When I arrived the groomer started to look them over and then said..."so why have you bought these two here when they are so beautifully groomed?" :whoo:  Considering my 'do it when you can' and 'make it up as you go along' grooming method I was very chuffed! 

She said their claws were fine but poor Millie has serious ear hair problem and will need to go for a couple of visits so that it can be done gradually. I am going to be braver though and try and start them. Millie is such a placid little dog but REALLY hates being groomed especially ears and feet so I will have to use lots of rewards and try not to put her off the experience.


----------



## JulesB (Mar 6, 2011)

Well done you!! They look gorgeous!!


----------



## wilfiboy (Sep 18, 2010)

They look lovely Sarah, super job x


----------



## lady amanda (Nov 26, 2010)

They are so darn cute

Sent from my Galaxy Nexus using Tapatalk 2


----------



## Jedicrazy (Apr 26, 2011)

Well done Sarah! You must have been chuffed at the compliment :twothumbs: What a great photo, they both look fab in their bandanas!

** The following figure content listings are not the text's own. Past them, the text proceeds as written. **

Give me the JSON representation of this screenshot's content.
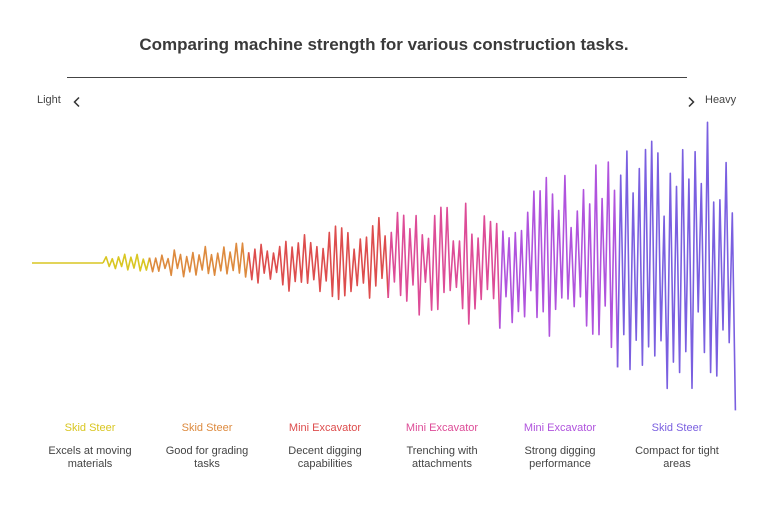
{
  "title": "Comparing machine strength for various construction tasks.",
  "scale": {
    "left_label": "Light",
    "right_label": "Heavy",
    "left_icon": "chevron-left-icon",
    "right_icon": "chevron-right-icon"
  },
  "segments": [
    {
      "name": "Skid Steer",
      "description_line1": "Excels at moving",
      "description_line2": "materials",
      "color": "#d9c622"
    },
    {
      "name": "Skid Steer",
      "description_line1": "Good for grading",
      "description_line2": "tasks",
      "color": "#dd8a3e"
    },
    {
      "name": "Mini Excavator",
      "description_line1": "Decent digging",
      "description_line2": "capabilities",
      "color": "#dd4d4d"
    },
    {
      "name": "Mini Excavator",
      "description_line1": "Trenching with",
      "description_line2": "attachments",
      "color": "#dd4c97"
    },
    {
      "name": "Mini Excavator",
      "description_line1": "Strong digging",
      "description_line2": "performance",
      "color": "#b053dd"
    },
    {
      "name": "Skid Steer",
      "description_line1": "Compact for tight",
      "description_line2": "areas",
      "color": "#7a5fe0"
    }
  ]
}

Btw, Obi has terrible hairy ears and they are a nightmare to pluck and keep clean. Little and often is how I try to do it with the hair plucking.


----------



## Muttley Brody (Feb 14, 2012)

Well done, you must be chuffed with comments like that. They do look lovely and I love the bandanas. A lot of dogs don't like their paws groomed - I wonder why?


----------



## colpa110 (Jul 5, 2011)

Well done Sarah, it's always nice to receive a compliment...

I think the secret is just having the confidence to give it a go and not
getting too hung up on if you''are doing it right''..etc..

I thought both Daisy and Millie looked fab on Sunday


----------



## Janev1000 (Oct 4, 2011)

Well done Sarah. I know what it's like as Biscuit HATES having his paws combed and keeps trying to bite me or the comb but I keep a firm hold on him. I had to cut out lots of matts there too on holiday as it seemed the kindest way but now we've had a chance to clip him, it's not noticeable any more. We also had to cut huge chunks off on each side of his bottom, as it had become badly matted, which did make him look a bit odd! The combination of sea water and strong winds made him matted in minutes! x


----------



## Dextersmum (Feb 9, 2012)

Well done! What a good mummy you are to your two gorgeous girls 

Dexter has very hairy ears but hates me touching them. It takes two of us,one to hold his head and the other to pluck. He needs it doing now actually..
He also hates me grooming his feet so now he has a mat on three of his feet. I cut one off but I've yet to get to grips with the others!


----------



## Mogdog (Feb 6, 2011)

Well done with the grooming ... they look fab! x


----------



## MillieDog (Jun 1, 2011)

Well done Sarah, sounds like a hugely successful and brilliant job. Big pat on the back to you 

Millie hates her paws being done, but its the one thing I can actually do in the bath. After lots of conditioner, I simply comb through the paws (feet bit really) and its just enough for her to tolerate. It makes grooming them when she's dry a whole lot easier.

When you remove the hair from the ears are you using the ear powder?


----------



## Ali79 (Mar 30, 2011)

Well done Sarah -knew you could do it and also save yourself a fortune :whoo::hug: x


----------